IV. Meeting Attendance Fees. Adient will not pay any fees for attendance at meetings of the Board or any committee.
V. Expense Reimbursement. Adient will also reimburse non-employee directors for any reasonable expenses related to their service on the Board.
VI. Withholding. Adient shall be entitled to withhold from the Cash Retainer Amount of each director an amount necessary to satisfy any tax withholding obligations with respect to the director’s Cash Retainer Amount, and Share Retainer Amount and Board Chair Share Fee Amount, if applicable, and, if the Cash Retainer Amount is not sufficient to satisfy such tax withholding obligations, Adient shall be entitled to withhold from the Share Retainer Amount or the Board Chair Share Fee Amount any additional amount required, provided that the amount withheld with respect to the Share Retainer Amount or the Board Chair Share Fee Amount may not exceed the total maximum statutory tax rates associated with the transaction to the extent necessary to avoid adverse accounting treatment. Notwithstanding the foregoing or anything to the contrary in this document, in the event Adient is required to withhold any taxes or other amounts as a result of any payment hereunder, Adient may satisfy such tax obligations by withholding from the Cash Retainer Amount, the Share Retainer Amount, or any other amount owed by Adient to the applicable director the amount needed to satisfy any withholding obligations, provided that the amount withheld with respect to the Share Retainer Amount or the Board Chair Share Fee Amount may not exceed the total maximum statutory tax rates associated with the transaction to the extent necessary to avoid adverse accounting treatment.

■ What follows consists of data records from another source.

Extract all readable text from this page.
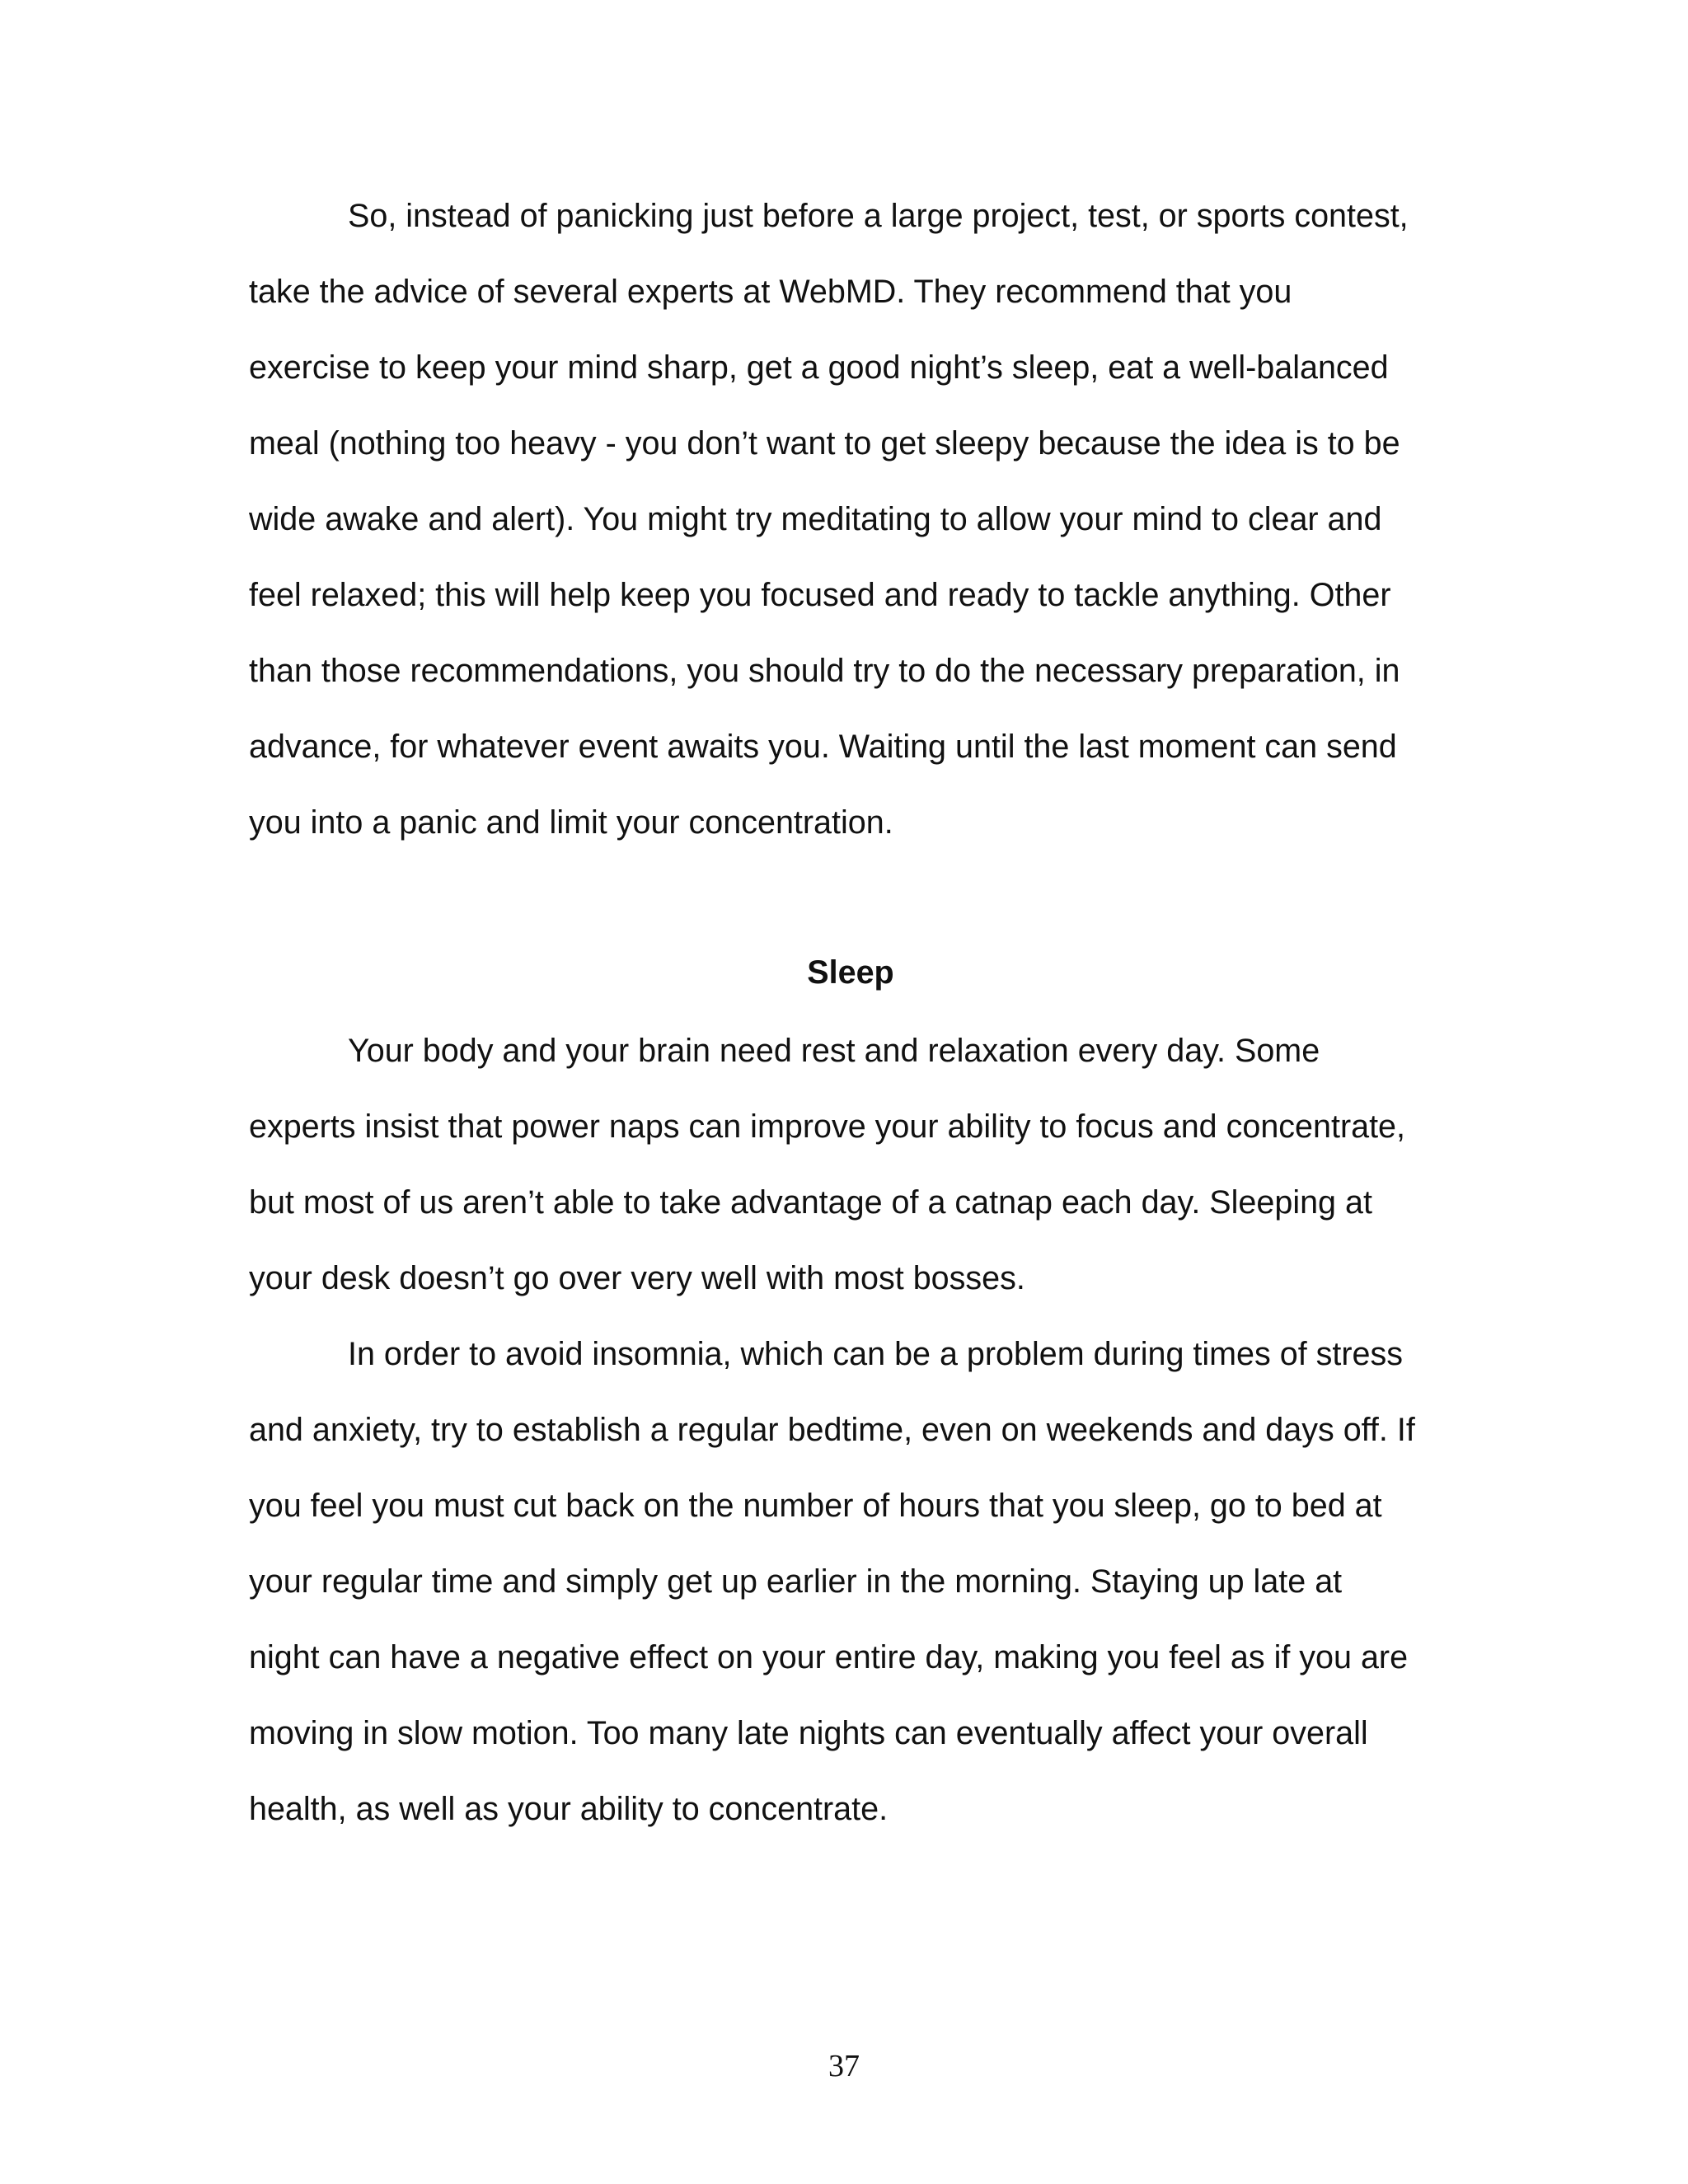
So, instead of panicking just before a large project, test, or sports contest,
take the advice of several experts at WebMD. They recommend that you
exercise to keep your mind sharp, get a good night’s sleep, eat a well-balanced
meal (nothing too heavy - you don’t want to get sleepy because the idea is to be
wide awake and alert). You might try meditating to allow your mind to clear and
feel relaxed; this will help keep you focused and ready to tackle anything. Other
than those recommendations, you should try to do the necessary preparation, in
advance, for whatever event awaits you. Waiting until the last moment can send
you into a panic and limit your concentration.
Sleep
Your body and your brain need rest and relaxation every day. Some
experts insist that power naps can improve your ability to focus and concentrate,
but most of us aren’t able to take advantage of a catnap each day. Sleeping at
your desk doesn’t go over very well with most bosses.
In order to avoid insomnia, which can be a problem during times of stress
and anxiety, try to establish a regular bedtime, even on weekends and days off. If
you feel you must cut back on the number of hours that you sleep, go to bed at
your regular time and simply get up earlier in the morning. Staying up late at
night can have a negative effect on your entire day, making you feel as if you are
moving in slow motion. Too many late nights can eventually affect your overall
health, as well as your ability to concentrate.
37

VII. Ownership of Adient Ordinary Shares. All non-employee directors are required to hold an amount of Adient ordinary shares equal to five times the Cash Retainer Amount within five years of being elected or appointed to the Board. No non-employee director may sell Adient ordinary shares received or acquired as a director until the ownership requirement is met (unless the sale is conducted to fund any applicable tax consequence as a result of the vesting of an equity award). Additionally, once a non-employee director has met the share ownership requirement, then the director will be deemed to be in compliance for the remainder of their term as director as long as the number of shares owned by the director does not fall below the level at which the share ownership requirement was met.